Ardent laughed. “Sort of. Imosididi and Kivivetete built the first house in this area, ten miles west of here. It was too far from the river, and they abandoned it after a fire damaged it. Then they moved here, and decided their big mistake was not starting with a shrine. So.” She gestured with the taper, then walked to the altar, a polished wooden cabinet topped by a two-tiered slab of polished stone. Six humanoid figures rested upon the upper tier: Justice, carrying an open cage in one hand and a key in the other; Love, nude and with her arms open; Persistence, with legs braced and leaning forward, his cloak whipping back; Truth, with a scroll unrolled to his base in his hands; Duty, carrying a globe upon its back; and one other Mirohirokon didn’t recognize. It should have been Family, a parent with a nursing baby in their arms, but instead the figure held two interlocking rings.

Each figure had a votive candle holder set before it. Ardent cleared the remnants of the last votives from the holders, then replaced them with fresh candles. She lit each votive in turn, head bowed for a moment of contemplation between each one.

Miro hung back, not wishing to intrude on her ritual. There were no seats in the shrine, just rows of flat mats. He knelt on one of the mats a couple of rows from the back, and clasped his hands. Miro appreciated the concepts of the Ideals, and understood that other people found the rituals associated with them calming and centering. But even so, he’d never felt connected with any shrine, nor felt that bringing a sacrifice to an Ideal had helped him live up to it. They weren’t gods. They didn’t have any power beyond what you brought to them.

At the altar, Ardent took a minor Ideal Mirohirokon didn’t recognize from the cabinet: a woman with a cup in her left hand, and her right hand covering its top.
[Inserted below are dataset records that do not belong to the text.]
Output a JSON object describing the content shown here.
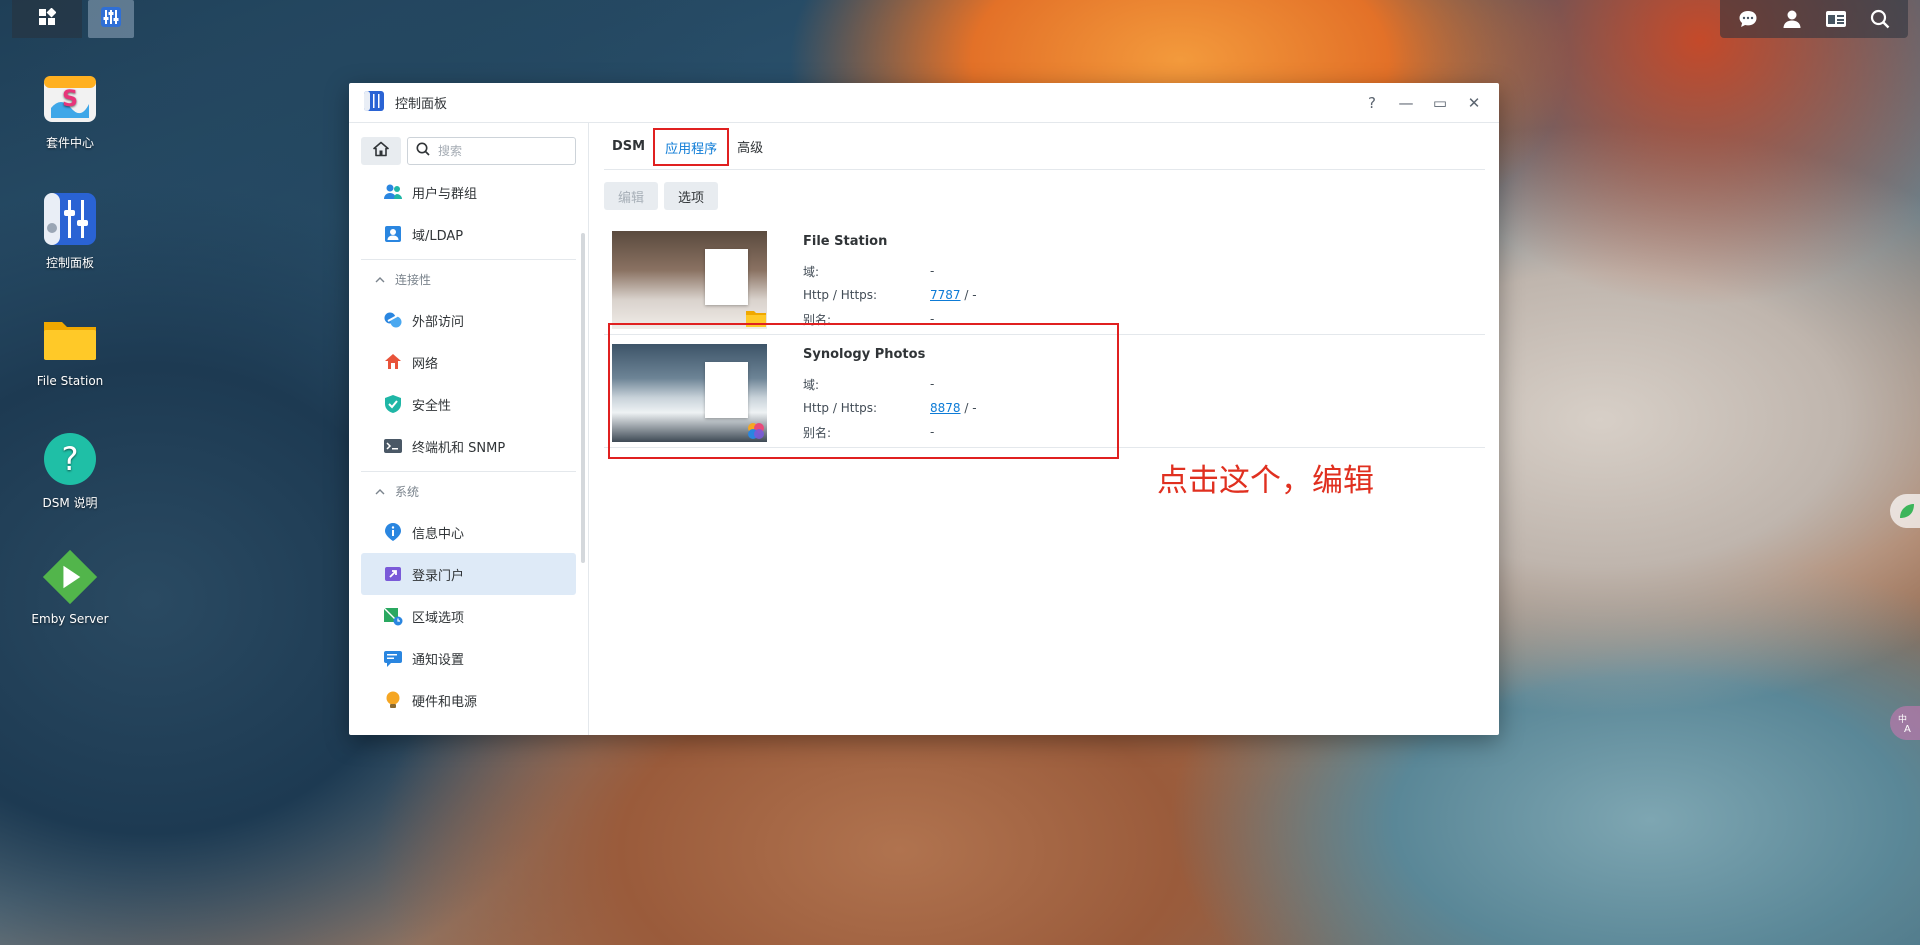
{
  "taskbar": {
    "left_icons": [
      "grid-icon",
      "control-panel-icon"
    ],
    "right_icons": [
      "chat-icon",
      "user-icon",
      "widget-icon",
      "search-icon"
    ]
  },
  "desktop": {
    "icons": [
      {
        "label": "套件中心",
        "icon": "package-center-icon"
      },
      {
        "label": "控制面板",
        "icon": "control-panel-icon"
      },
      {
        "label": "File Station",
        "icon": "folder-icon"
      },
      {
        "label": "DSM 说明",
        "icon": "help-icon"
      },
      {
        "label": "Emby Server",
        "icon": "emby-icon"
      }
    ]
  },
  "window": {
    "title": "控制面板",
    "controls": {
      "help": "?",
      "minimize": "—",
      "maximize": "▭",
      "close": "✕"
    }
  },
  "sidebar": {
    "search_placeholder": "搜索",
    "items_top": [
      {
        "label": "用户与群组",
        "icon": "users-icon"
      },
      {
        "label": "域/LDAP",
        "icon": "ldap-icon"
      }
    ],
    "section_connectivity": "连接性",
    "items_connectivity": [
      {
        "label": "外部访问",
        "icon": "external-access-icon"
      },
      {
        "label": "网络",
        "icon": "network-icon"
      },
      {
        "label": "安全性",
        "icon": "shield-icon"
      },
      {
        "label": "终端机和 SNMP",
        "icon": "terminal-icon"
      }
    ],
    "section_system": "系统",
    "items_system": [
      {
        "label": "信息中心",
        "icon": "info-icon"
      },
      {
        "label": "登录门户",
        "icon": "login-portal-icon",
        "selected": true
      },
      {
        "label": "区域选项",
        "icon": "region-icon"
      },
      {
        "label": "通知设置",
        "icon": "notification-icon"
      },
      {
        "label": "硬件和电源",
        "icon": "power-icon"
      }
    ]
  },
  "main": {
    "tabs": [
      {
        "label": "DSM"
      },
      {
        "label": "应用程序",
        "active": true
      },
      {
        "label": "高级"
      }
    ],
    "toolbar": {
      "edit_label": "编辑",
      "options_label": "选项"
    },
    "field_labels": {
      "domain": "域:",
      "http": "Http / Https:",
      "alias": "别名:"
    },
    "apps": [
      {
        "name": "File Station",
        "domain": "-",
        "http_port": "7787",
        "https_port": "/ -",
        "alias": "-"
      },
      {
        "name": "Synology Photos",
        "domain": "-",
        "http_port": "8878",
        "https_port": "/ -",
        "alias": "-"
      }
    ]
  },
  "annotation": {
    "text": "点击这个，编辑",
    "color": "#e02020"
  },
  "colors": {
    "accent": "#0d7bd6",
    "selected_bg": "#deeaf7",
    "annotation_red": "#e02020"
  }
}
She set the minor Ideal on the lower tier, and lit a votive for it as well, then bowed her head.

Mirohirokon closed his eyes and prayed to the tri-part god he did believe in. Divine, give me strength for what lies before me. Guide, help me to find the Path, and not to stray. He prayed for his father and for Ardent too, while he was at it, and then apologized again for his fallibility. He felt the weight of his obligation to his father like a chain on the back of his neck: a twisted, tangled, knotted rope of vibrant copper, stained by tarnish and corruption. It was, he suspected, the reason his obligation to Ardent was already contaminated. I am too bound up in this course to do anything pure. Guide, I don’t know what else to do. Every course I see is worse than this one. But if this is the Path, why does it still feel twisted and wrong?

There was no answer, but he hadn’t expected one. He ran through a litany in his head, over and over again, until he felt Ardent’s hand on his shoulder.

“Hey-o, sugar. Did you want to illuminate the Ideals, too?”

Miro shook his head, and wondered if he should have done so anyway, for her sake if not his own. Her soul is true. She’s a lot more likely to be on the Path than I am. Maybe I should just follow her, wherever she leads.

But if Ardent thought his refusal unusual, she showed no sign of it. “All right. I’m ready to go when you are, sugar.” He took her offered hand, and she helped him to his feet.

Miro glanced to the altar; she’d left the minor Ideal on the lower tier, with a folded prayer burning on a sacrifice tray before it. “That minor Ideal you set out – I don’t recognize her. Which is she?”

“Moderation,” Ardent answered. “Expect I’m gonna need to see a lot of her from here on.”